Ali, the most lost of the Pfeffermans last season, now seems to be the one closest to finding a holistic version of her identity. We get another flashback–or are these scenes of Berlin merely figments of Ali’s imagination about what is clearly her family’s origin story?–of Berlin in 1933, where she walks, specter-like, among a series of images:Emily Robinson, who played Ali in the first season’s flashback, hiding a ring and pouring cement over it, an SS symbol, and a trans (drag?) character played by Hari Ness, whose role in the Pfeffermans’ history is still only hinted at.
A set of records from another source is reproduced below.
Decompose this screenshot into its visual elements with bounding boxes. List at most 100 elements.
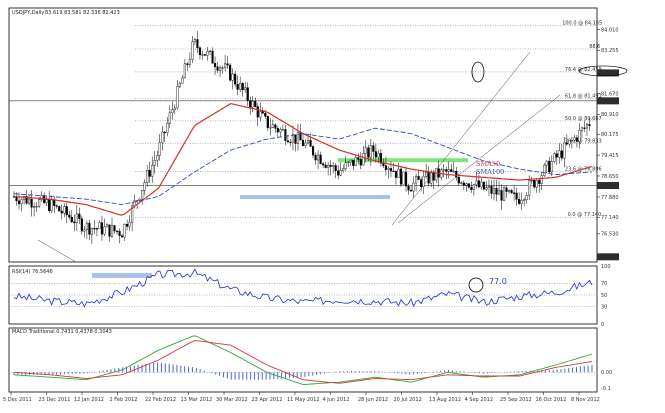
candle-body (231, 73, 234, 81)
candle-body (296, 132, 300, 144)
candle-body (110, 225, 114, 237)
price-tick-label: 81.670 (601, 91, 619, 97)
candle-body (193, 39, 197, 42)
candle-body (113, 225, 116, 232)
rsi-tick-label: 30 (601, 304, 607, 310)
candle-body (291, 134, 295, 143)
low-marker-label: 78.300 (599, 183, 617, 189)
candle-body (467, 183, 470, 188)
candle-body (136, 200, 139, 202)
candle-body (70, 216, 73, 223)
candle-body (550, 161, 553, 173)
candle-body (161, 131, 164, 143)
candle-body (131, 205, 134, 223)
candle-body (460, 182, 463, 184)
candle-body (588, 124, 591, 127)
candle-body (415, 176, 418, 184)
candle-body (186, 63, 189, 65)
candle-body (249, 100, 252, 108)
ma-label: SMA100 (476, 168, 504, 176)
candle-body (254, 101, 257, 107)
candle-body (33, 206, 36, 208)
candle-body (545, 160, 548, 166)
candle-body (276, 128, 279, 133)
x-axis-label: 5 Dec 2011 (3, 397, 32, 403)
sma100-line (13, 127, 593, 205)
price-tick-label: 76.530 (601, 232, 619, 238)
candle-body (578, 130, 581, 142)
candle-body (20, 199, 23, 205)
candle-body (450, 169, 453, 172)
price-tick-label: 83.255 (601, 48, 619, 54)
candle-body (153, 160, 156, 166)
candle-body (485, 187, 488, 190)
candle-body (239, 83, 242, 90)
candle-body (475, 180, 478, 185)
x-axis: 5 Dec 2011 23 Dec 2011 12 Jan 2012 2 Feb 20… (3, 392, 600, 403)
candle-body (55, 205, 58, 207)
candle-body (176, 86, 179, 109)
support-zone (240, 195, 390, 200)
candle-body (301, 139, 305, 146)
candle-body (188, 59, 191, 65)
candle-body (507, 190, 511, 192)
candle-body (568, 140, 571, 145)
candle-body (490, 185, 493, 194)
candle-body (274, 124, 277, 129)
x-axis-label: 20 Jul 2012 (394, 397, 422, 403)
x-axis-label: 23 Apr 2012 (252, 397, 283, 403)
candle-body (45, 199, 48, 203)
candle-body (100, 222, 104, 235)
candle-body (53, 199, 56, 206)
candle-body (352, 159, 355, 166)
candle-body (218, 67, 222, 71)
candle-body (510, 190, 513, 194)
candle-body (224, 63, 227, 68)
x-axis-label: 13 Mar 2012 (181, 397, 213, 403)
candle-body (530, 179, 533, 182)
chart-frame (8, 7, 598, 393)
candle-body (442, 169, 445, 171)
candle-body (85, 222, 88, 231)
x-axis-label: 28 Jun 2012 (358, 397, 388, 403)
candle-body (369, 145, 372, 158)
candle-body (90, 228, 93, 235)
candle-body (553, 153, 556, 162)
price-tick-label: 77.880 (601, 195, 619, 201)
candle-body (364, 147, 367, 154)
candle-body (407, 185, 410, 191)
macd-tick-label: 0.00 (601, 370, 612, 376)
candle-body (427, 172, 430, 184)
candle-body (520, 200, 523, 204)
candle-body (339, 170, 342, 176)
candle-body (156, 155, 159, 161)
x-axis-label: 8 Nov 2012 (571, 397, 600, 403)
candle-body (409, 189, 413, 192)
candle-body (362, 153, 365, 166)
candle-body (261, 111, 264, 114)
candle-body (221, 67, 224, 69)
candle-body (201, 54, 204, 56)
candle-body (417, 176, 420, 180)
candle-body (148, 169, 151, 177)
candle-body (158, 142, 161, 156)
candle-body (327, 164, 330, 168)
candle-body (455, 171, 458, 178)
support-marker-box (597, 97, 619, 105)
candle-body (128, 222, 131, 227)
candle-body (213, 63, 217, 68)
candle-body (379, 153, 382, 164)
candle-body (103, 226, 106, 235)
candle-body (198, 47, 202, 56)
rsi-tick-label: 100 (601, 264, 611, 270)
chart-ohlc: 83.619 83.581 82.336 82.423 (45, 10, 120, 16)
candle-body (294, 134, 297, 144)
candle-body (284, 129, 287, 141)
macd-frame (8, 327, 598, 393)
fib-level-label: 23.6 @ 78.806 (565, 167, 602, 173)
candle-body (389, 168, 393, 172)
fib-level-label: 38.2 @ 79.833 (565, 139, 602, 145)
candle-body (420, 179, 423, 187)
candle-body (425, 172, 428, 177)
candle-body (515, 192, 518, 200)
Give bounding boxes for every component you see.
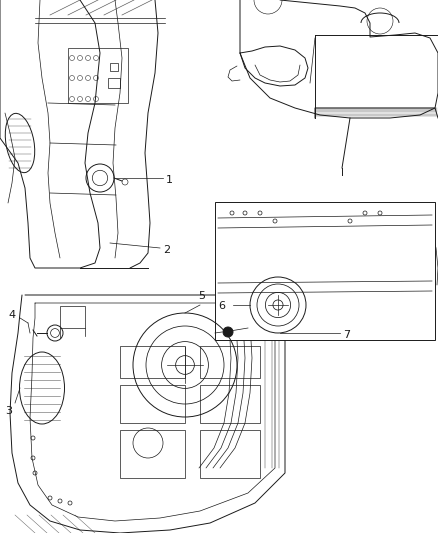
Bar bbox=[120, 385, 184, 423]
Text: 4: 4 bbox=[8, 310, 15, 320]
Bar bbox=[200, 385, 259, 423]
Bar bbox=[110, 63, 118, 71]
Circle shape bbox=[223, 327, 233, 337]
Bar bbox=[120, 430, 184, 478]
Bar bbox=[120, 346, 184, 378]
Bar bbox=[200, 430, 259, 478]
Text: 5: 5 bbox=[198, 291, 205, 301]
Bar bbox=[108, 78, 120, 88]
Text: 2: 2 bbox=[162, 245, 170, 255]
Text: 3: 3 bbox=[5, 406, 12, 416]
Text: 7: 7 bbox=[342, 330, 350, 340]
Bar bbox=[215, 202, 434, 340]
Text: 6: 6 bbox=[218, 301, 225, 311]
Text: 1: 1 bbox=[166, 175, 173, 185]
Bar bbox=[68, 48, 128, 103]
Bar bbox=[60, 306, 85, 328]
Bar bbox=[200, 346, 259, 378]
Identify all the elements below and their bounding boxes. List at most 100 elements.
Maura, whose fateful decision to come out as trans kicked off the premiere of Transparent, is also trying to find her way back to herself. You can see her recoil from Shelly’s touch to reciprocate after he brings her to orgasm with his hands; while doing so, her voice lowers, and she’s once again relegated to the role of the man in the relationship, dictating the terms on her ex-wife’s sexual experience: “Let me do it,” Maura-as-Mort says. “Close your eyes,” she-as-he-says. And then later, when she suspects Shelly of blabbing to the children about their rekindling romance, rebuffs her at the pool party and eventually leaves to meet her friends at a strip club. (What kind of strip club is this, that plays Robyn and features female dancers, trans patrons, and a bunch of eager sailor boys? Is this just what a normal Saturday night in LA looks like?) When given the choice between dance partners, encouraged by Davina to join in the fun, Maura opts to sway in front of the club’s mirrored walls, an act of seduction intended for only one recipient: herself.